The glass window above is from the remarkable church at Rumengol, richly decorated by Marine artisans from Brest. The window is late 19th century and it shows a sad Druid lamenting his loss of status as two early Breton saints lord it over his former domain, setting up a statue of the Virgin Mary on top of a dolmen (neolithic burial place). Leaving aside this latter anachronism, the illustration purports to relate to the very well-known and strong tradition that the church was built on the site of a former Druid sanctuary, where human sacrifice was carried out. The adjacent forest of Cranou is certainly an atmospheric place with plenty of oak trees even today, and it may well once have been a focus of Druid ritual, but in as much as any wooded area - which doesn't narrow things down much in Brittany - might have been.
The Druid connection has given rise to songs and stories galore, incuding the legend of St Guenolé, outraged by the thought of pagan practice, running all the way from Menez Hom to remonstrate with the Druid and teach him the error of his ways before making poor old King Gradlon build a proper Christian church on the spot.
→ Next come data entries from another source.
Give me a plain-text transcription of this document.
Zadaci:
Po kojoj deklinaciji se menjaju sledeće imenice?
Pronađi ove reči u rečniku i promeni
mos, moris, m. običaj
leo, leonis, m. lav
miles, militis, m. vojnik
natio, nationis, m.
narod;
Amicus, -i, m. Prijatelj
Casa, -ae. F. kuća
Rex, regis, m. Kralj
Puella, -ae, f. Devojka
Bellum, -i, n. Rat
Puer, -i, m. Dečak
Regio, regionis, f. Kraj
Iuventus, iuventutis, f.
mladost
So where has all this come from? All too often it is impossible to find the end of the thread of local traditions, many of which do genuinely go back to a distant past. But in this case, I think it is possible to point the finger at one individual and hold him responsible for creating an image of Rumengol out of his own imagination. The Chevalier de Freminville (often called La Chevalière for his fondness for dressing up in women's clothes) was no Breton speaker but he had an unquenchable interest in the mysteries of Brittany, and in his treatise of 1829 on antiquities here, came up with a translation of the name Rumengol that gives us 'glowing red stone.' From here chuck in a dolmen and it is but a short bound to Druids and blood sacrifice - at that time it was still wrongly thought that neolithic remains were the work of the Celts. Later writers soon picked this theme up and ran with it - hence we now have an infallible 'ancient' tradition, and the curiosity of this stained glass window.